Mitglied des P.E.N. Centrum voor Nederland und des Verbandes Deutscher Schriftsteller (VS).

 

Publikationen (Auswahl)

• Signale im Verteidigungsfall, Gedichte (S. Fischer 1974, Neu: LYRIKEDITION   2000, Hg. H. L. Arnold, München 2004)
• Damit der Stein wächst, Gedichte (Horlemann, 1994, 2. Aufl. 1996)
NATUR? - Sich verbünden mit dem, was noch ist., Essay (Horlemann, 1996)
• wenn wach genug wir sind, Gedichte (Horlemann, 1997)
• Man könnte doch einfach das Pferd satteln, Langgedicht mit Zeichnungen und   einem Holzschnitt von H.D. Gölzenleuchter(Edition Wort und Bild, 2001)
• Bleibt zu hoffen der Schnee, Gedichte, mit Farbholzschnitten von H.D.   Gölzenleuchter (Edition Wort und Bild, 2002)
Brennesselreservate, Lyrik & Akkordeon, CD mit Cathrin Pfeifer (Horlemann,   2003)
• Installation: Lyrikweg Much (2004)

 

Presse

Dieter Fringeli in: Neue Zürcher Zeitung, 18.4.1994

GROSSER BÄR FRISST MILCHSTRASSE
Gedichte von Arnold Leifert

Höre und lese ich den Namen Arnold Leifert zum erstenmal?
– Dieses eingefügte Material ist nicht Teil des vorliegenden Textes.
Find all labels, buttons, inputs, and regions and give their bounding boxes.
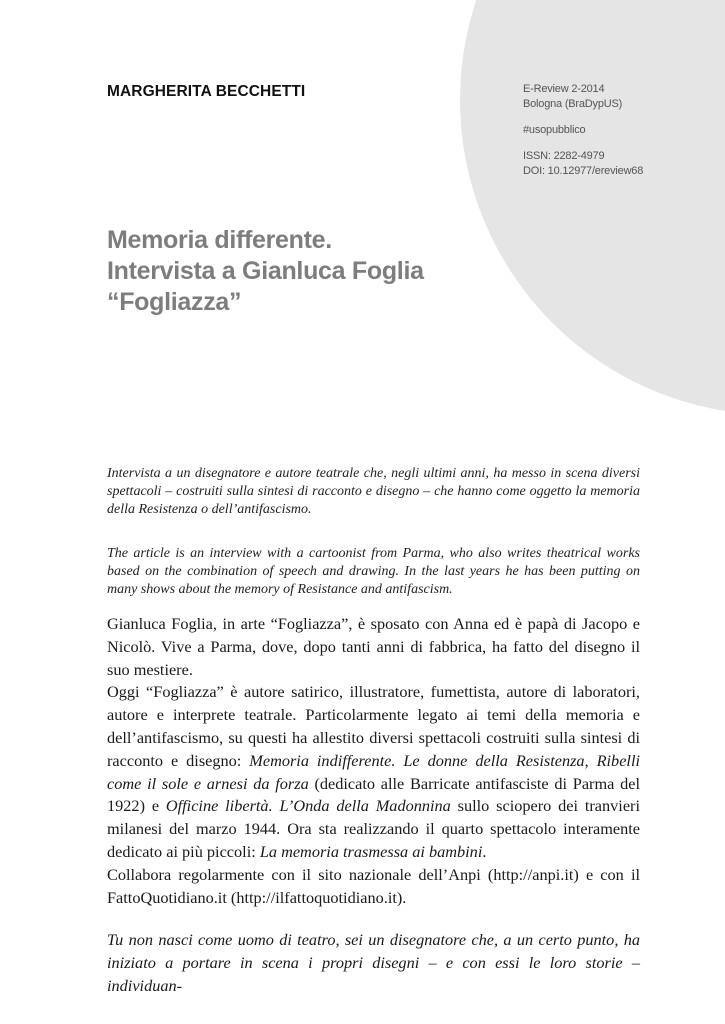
article-title [107,225,424,318]
publisher: Bologna (BraDypUS) [523,98,623,110]
doi: DOI: 10.12977/ereview68 [523,165,644,177]
publication-info [523,82,643,179]
paragraph-collaboration: Collabora regolarmente con il sito nazionale dell’Anpi (http://anpi.it) e con il FattoQuotidiano.it (http://ilfattoquotidiano.it). [107,864,640,907]
decorative-circle [460,0,725,415]
hashtag: #usopubblico [523,124,586,136]
author-name: MARGHERITA BECCHETTI [107,83,306,100]
interview-question [107,929,640,997]
text-span: sullo sciopero dei tranvieri milanesi del marzo 1944. Ora sta realizzando il quarto spettacolo interamente dedicato ai più piccoli: [107,796,640,861]
text-span: . [482,841,487,861]
paragraph-career [107,681,640,863]
show-title: Ribelli come il sole e arnesi da forza [107,750,640,793]
text-span: , [584,750,597,770]
abstract-english: The article is an interview with a cartoonist from Parma, who also writes theatrical works based on the combination of speech and drawing. In the last years he has been putting on many shows about the memory of Resistance and antifascism. [107,546,640,597]
text-span: Oggi “Fogliazza” è autore satirico, illustratore, fumettista, autore di laboratori, autore e interprete teatrale. Particolarmente legato ai temi della memoria e dell’antifascismo, su questi ha allestito diversi spettacoli costruiti sulla sintesi di racconto e disegno: [107,682,640,770]
issn: ISSN: 2282-4979 [523,150,605,162]
text-span: (dedicato alle Barricate antifasciste di Parma del 1922) e [107,773,640,816]
show-title: Memoria indifferente. Le donne della Resistenza [249,750,585,770]
title-line-3: “Fogliazza” [107,288,242,316]
question-text: Tu non nasci come uomo di teatro, sei un disegnatore che, a un certo punto, ha iniziato a portare in scena i propri disegni – e con essi le loro storie – individuan- [107,930,640,995]
title-line-2: Intervista a Gianluca Foglia [107,257,424,285]
journal-issue: E-Review 2-2014 [523,83,605,95]
title-line-1: Memoria differente. [107,226,332,254]
show-title: La memoria trasmessa ai bambini [259,841,483,861]
abstract-italian: Intervista a un disegnatore e autore teatrale che, negli ultimi anni, ha messo in scena diversi spettacoli – costruiti sulla sintesi di racconto e disegno – che hanno come oggetto la memoria della Resistenza o dell’antifascismo. [107,466,640,517]
article-body [107,613,640,998]
paragraph-intro: Gianluca Foglia, in arte “Fogliazza”, è sposato con Anna ed è papà di Jacopo e Nicolò. Vive a Parma, dove, dopo tanti anni di fabbrica, ha fatto del disegno il suo mestiere. [107,614,640,679]
show-title: Officine libertà. L’Onda della Madonnina [165,796,451,816]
Ist mir dieser weit überm Poetendurchschnitt schreibende Autor bis anhin entgangen? Wenn ja - wie konnte das geschehen? Denn: der dichtet so kompakt wie wenige Kollegen, so wortbewusst, sparsam und zugleich hellwach aufs Welt- und Lebensganze ausgerichtet und erpicht: ein Autor, der sich ganz in seine Verse einzubringen scheint, furchtlos und einfach, im Gleichschritt mit jedem Vers und jeder Metapher.

Das ist allerbeste Poesie, so unaufwendig, dass man sie auf den ersten Blick beinahe überliest - doch unvermittelt das feste Gefühl hat, man habe Ungewöhnliches vor Augen, Worte nämlich, die offenbar restlos das bezeichnen, was benannt werden soll; Natur und Landschaft, Himmel und Erde aus der Froschperspektive und dennoch greifbar nah; Kraniche wann heißt das Gedicht, dieser verhaltene, ruhige Blick nach oben, nach innen:

sehr hoch über uns
ihre Rufe

unser Dorf
ein Hof

eine Bauerschaft
ein Weiler

genehmigte
Luftaufnahme

wir
vergessen die Daten

einmal im Frühling
einmal im Herbst

Dorf, Hof, Weiler; Frühling, Herbst und Sommer, Winter: der westfälische Bauer Arnold Leifert (1940 in Soest geboren) kennt und lebt seinen häuslichen Umschwung, seine Herkunft und die launischen Jahreszeiten, die so zufällig wie schicksalhaft Glück und Missgeschick bestimmen - alles, was mit lebendiger Landschaft zu tun hat, mit Heimat und Zeit, der ewigen Wendezeit: mit einem roten / Himmel / am Morgen // und einem roten Himmel / am Abend.

Er strapaziert seine Worte in keinem Moment, bläst sie - um des Effekts einer billigen Feierlichkeit willen - niemals auf, "interpretiert" sie nicht, nein, dieser Leifert lässt ihnen ihr Eigenleben, ihren scheinbar einfachen Inhalt; nur dieser ist schön und sinnvoll - er braucht nicht erst "gedeutet" und strapaziert zu werden. Nur das nackte, schon immer gültige Wort lebt.

Arnold Leifert: Damit der Stein wächst. Gedichte. Mit einem Nachwort von Hans Bender. Horlemann-Verlag, Unkel am Rhein 1994. 109 S.